Longe estava eu de imaginar que poderia encontrar alguma pessoa descendente
daquela família real de que tanto falavam. Por mais incrível que pareça, até
esse momento nenhum comentário tinha sido feito a respeito dessa possibilidade.
Na passagem por Cotonu, fomos a Nonoprik e compramos um bom vinho francês para
dar de presente ao Rei, procurando dessa maneira seguir os costumes
tradicionais e, em seguida, retomamos o caminho. O Citroenzinho guiado pelo seu
dono, Pierre Verger, avançava pela estrada a fora parecendo uma besta com os
freios tomados nos dentes, passando por vários povoados, espantando porquinhos,
cabritos e galinhas, descendo e subindo ladeiras empinadas, cheias de
curvas, de campos e lindas passagens.
Depois de muito tempo, começamos a percorrer um caminho de terras
vermelhas, a poeira tingindo de vermelho a paisagem, até chegar à entrada do
reinado de Ketú. Na cidade, depois de 4 horas e meia de viagem, paramos no
armazém de um simpático senhor por nome Exu, nome de um dos Orixás que,
erradamente, é sincretizado como o Diabo no Brasil, para fazer uma breve
refeição com sardinhas, pão e mocacola, um delicioso refrigerante feito à base
de café. Meia hora depois, chegamos ao palácio do Rei. Como eu me sentia bem!

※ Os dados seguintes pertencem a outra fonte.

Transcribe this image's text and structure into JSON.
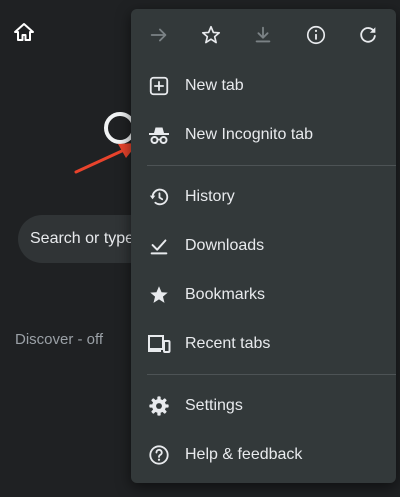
{
  "background": {
    "search_placeholder": "Search or type",
    "discover_label": "Discover - off"
  },
  "toolbar": {
    "icons": [
      "forward-icon",
      "bookmark-star-icon",
      "download-icon",
      "info-icon",
      "refresh-icon"
    ]
  },
  "menu": {
    "new_tab": "New tab",
    "new_incognito_tab": "New Incognito tab",
    "history": "History",
    "downloads": "Downloads",
    "bookmarks": "Bookmarks",
    "recent_tabs": "Recent tabs",
    "settings": "Settings",
    "help_feedback": "Help & feedback"
  },
  "colors": {
    "page_bg": "#1f2123",
    "menu_bg": "#33393a",
    "text": "#e8eaed",
    "muted": "#9aa0a6",
    "annotation_arrow": "#e8432c"
  }
}
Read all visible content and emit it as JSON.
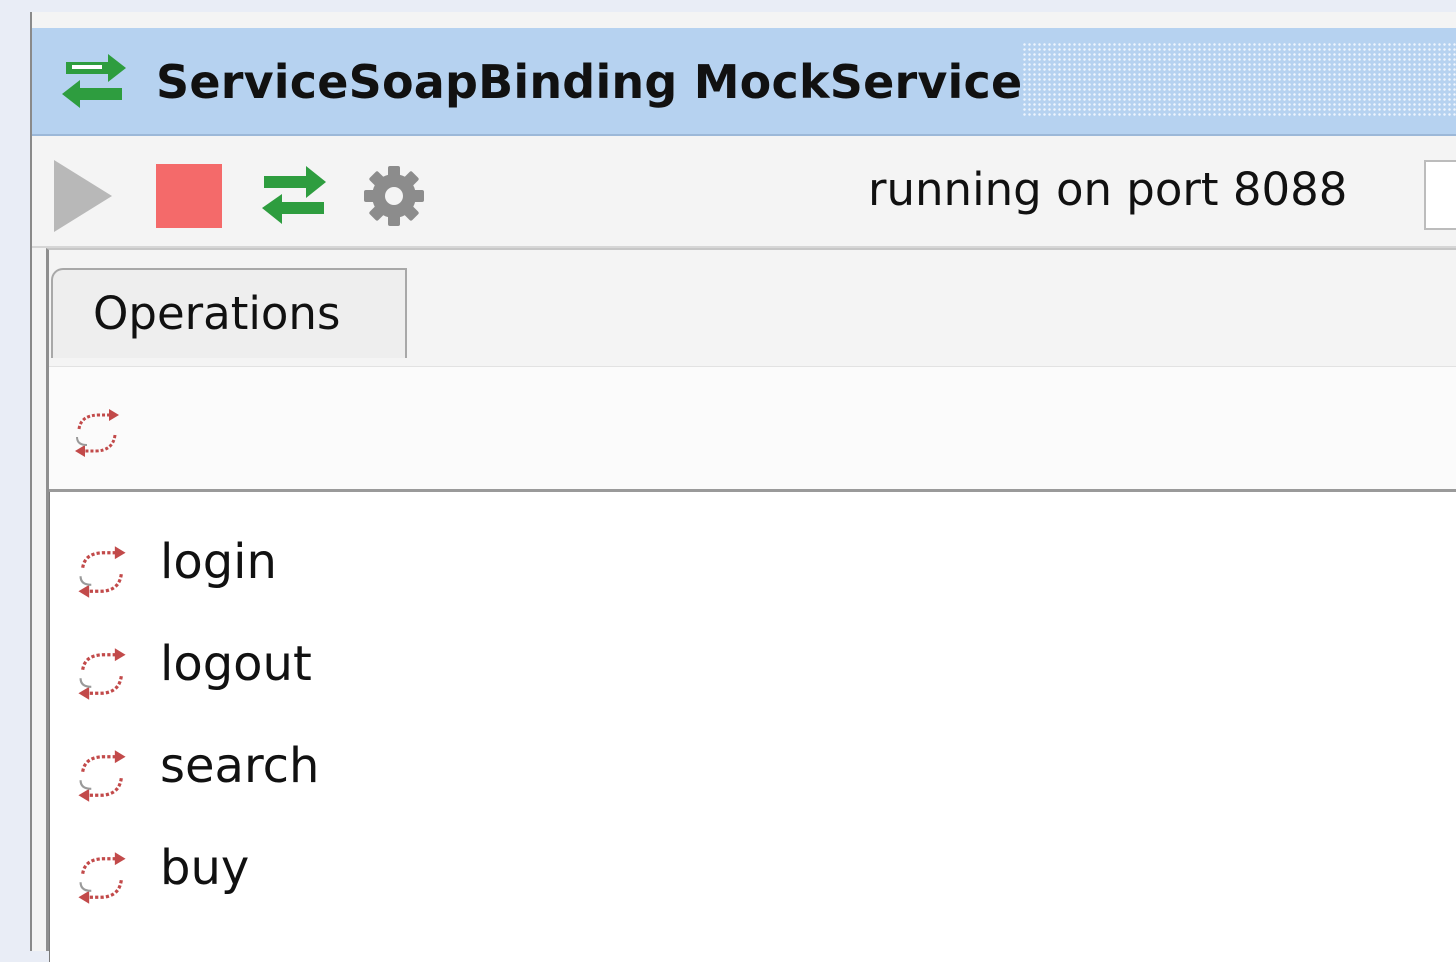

Com todos e tudo o que eu via e ouvia, apesar de andar brigando com o meu
Yorubá, que devido a eu não estar habituado a falar cotidianamente, ainda não
podia seguir diretamente as conversações muito prolongadas. Além disso, os
dialetos Yorubá variam muito de um lugar para outro.
Pierre Verger, a quem todos conhecem em toda região por Babalawô Fatunbí
e que já conhecia o Rei, fez a nossa apresentação. Entreguei o presente. Logo o
rei mandou abrir a garrafa e servir a todos o presente, ficando ele, como é de
costume, para se servir por último. Conversa vai, conversa vem, eu disse ao Rei
que era descendente da terra de Ketú. Ele, muito espantado com o meu Nagô
Yorubá, mandou que eu desse prova do que tinha dito. E assim foi que cantei
algumas cantigas enaltecendo a terra, o Rei e a riqueza do seu povo.
O Rei, todos os seus ministros e as demais pessoas que lá se encontravam
na ocasião ficaram surpresos e me escutavam emocionados, pois eles nunca tinham
imaginado que, do outro lado do Oceano, pudesse ainda existir pessoas como eu,
capaz de cantar os cânticos tradicionais que eram cantados pelos nossos
antepassados.
Quando terminei de cantar, o Rei, bastante emocionado, passou a mostrar a
coroa que estava usando e traduzindo uma das cantigas nos disse que não era
aquela coroa a que a cantiga se referia e sim a outra com a qual são
consagrados os Reis.
Existia a maior alegria no recinto e todos me admiravam com muito carinho
e uma certa ternura se lhes estampava nas faces.
Enquanto isso, a minha mulher se lembrou do caso da família real e me
perguntou por que eu não recitava o Orilé de minha família, o que eu chamo de
brasão oral. Não dei atenção a pergunta. Ela e Verger, porém, insistiram tanto,
que fui forçado a recitar o Orikí, mesmo porque o Rei observou quando Juana
falou em francês para Verger e ficou muito interessado.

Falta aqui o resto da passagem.